Metro Atlanta nonprofit helping veterans gets $40,000 lifeline after critical A/C failure
It's the kind of story that restores your faith in people.
At a time when a metro Atlanta nonprofit dedicated to helping veterans was facing a crisis of its own, help showed up in a way few could have imagined.
At the Top Dogg K9 Foundation, the mission is simple but powerful: rescue dogs, train them, and pair them with veterans navigating the lasting stress of military service.
But recently, that mission hit a wall.
An aging air-conditioning system — patched together over years — finally gave out, just as Georgia's intense summer heat looms. For the dogs in training and those housed in kennels, it wasn't just an inconvenience. It was a real risk.

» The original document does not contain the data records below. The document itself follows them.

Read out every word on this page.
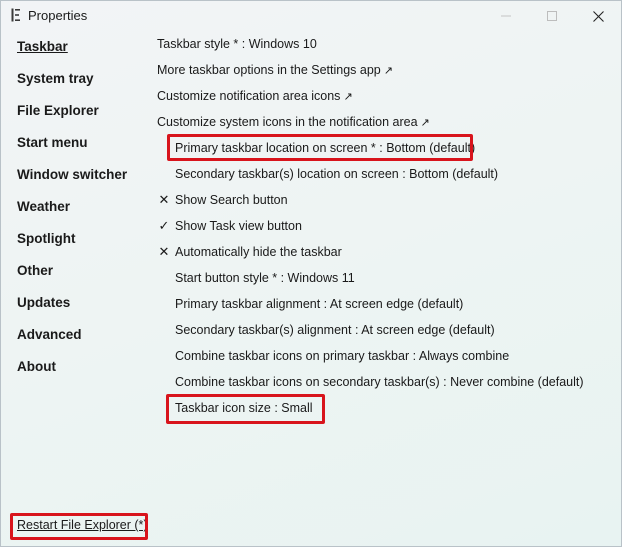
Properties
Taskbar
System tray
File Explorer
Start menu
Window switcher
Weather
Spotlight
Other
Updates
Advanced
About
Taskbar style * : Windows 10
More taskbar options in the Settings app ↗
Customize notification area icons ↗
Customize system icons in the notification area ↗
Primary taskbar location on screen * : Bottom (default)
Secondary taskbar(s) location on screen : Bottom (default)
✕ Show Search button
✓ Show Task view button
✕ Automatically hide the taskbar
Start button style * : Windows 11
Primary taskbar alignment : At screen edge (default)
Secondary taskbar(s) alignment : At screen edge (default)
Combine taskbar icons on primary taskbar : Always combine
Combine taskbar icons on secondary taskbar(s) : Never combine (default)
Taskbar icon size : Small
Restart File Explorer (*)
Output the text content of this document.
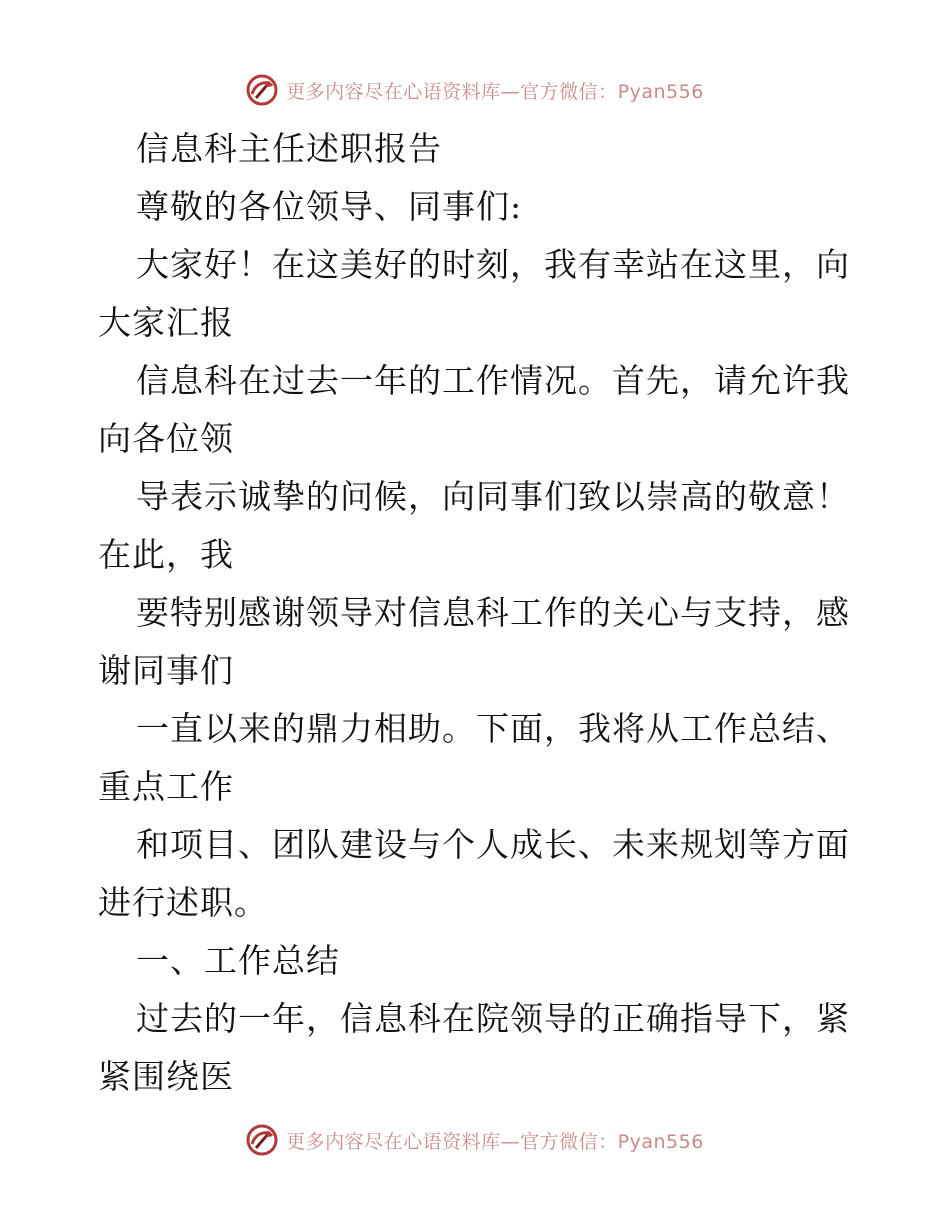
更多内容尽在心语资料库—官方微信：Pyan556

信息科主任述职报告

尊敬的各位领导、同事们:

大家好！在这美好的时刻，我有幸站在这里，向

大家汇报

信息科在过去一年的工作情况。首先，请允许我

向各位领

导表示诚挚的问候，向同事们致以崇高的敬意！

在此，我

要特别感谢领导对信息科工作的关心与支持，感

谢同事们

一直以来的鼎力相助。下面，我将从工作总结、

重点工作

和项目、团队建设与个人成长、未来规划等方面

进行述职。

一、工作总结

过去的一年，信息科在院领导的正确指导下，紧

紧围绕医

更多内容尽在心语资料库—官方微信：Pyan556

"We just had major problems… probably should have been replaced 15 years ago," said owner and trainer Blake Rashad.
That's when help arrived.
What started as an inspection quickly turned into something bigger. Jeremy Melton with Impact Service Group saw the condition of the system and realized repairs wouldn't cut it.
"There's really no repair that's going to be worthy," Melton said.
The solution? Replace it entirely.
Not just one system—but two. One for the training facility and another for the kennel.
The cost: roughly $40,000.
For a nonprofit already stretched thin, it could have been devastating.
Instead, it became something else entirely.
"I actually said it… well, it's free," Melton recalled.
Just like that, a budget-breaking expense turned into a full-scale donation—labor, equipment, and installation included.
The impact was immediate, but the meaning ran deeper.
"This man just said, I see a problem… and I want to fix it. Who does that?" Rashad said.
The answer, it turns out, is a lot of people.
Melton's company didn't act alone. Partner organizations — including BHW Metals, Ayers Electric, Mingledorff's, Corvant Company, and Rogers Mechanical — came together to make the project happen.
All of them, moved by the same thing: a mission that supports veterans by giving them purpose, partnership, and healing through service animals.
And in the process, they ensured that mission could continue.
Because in the end, this wasn't just about fixing an air-conditioning system.
It was about showing up.
For the dogs.
For the veterans.
And for a community that needed a rescue of its own.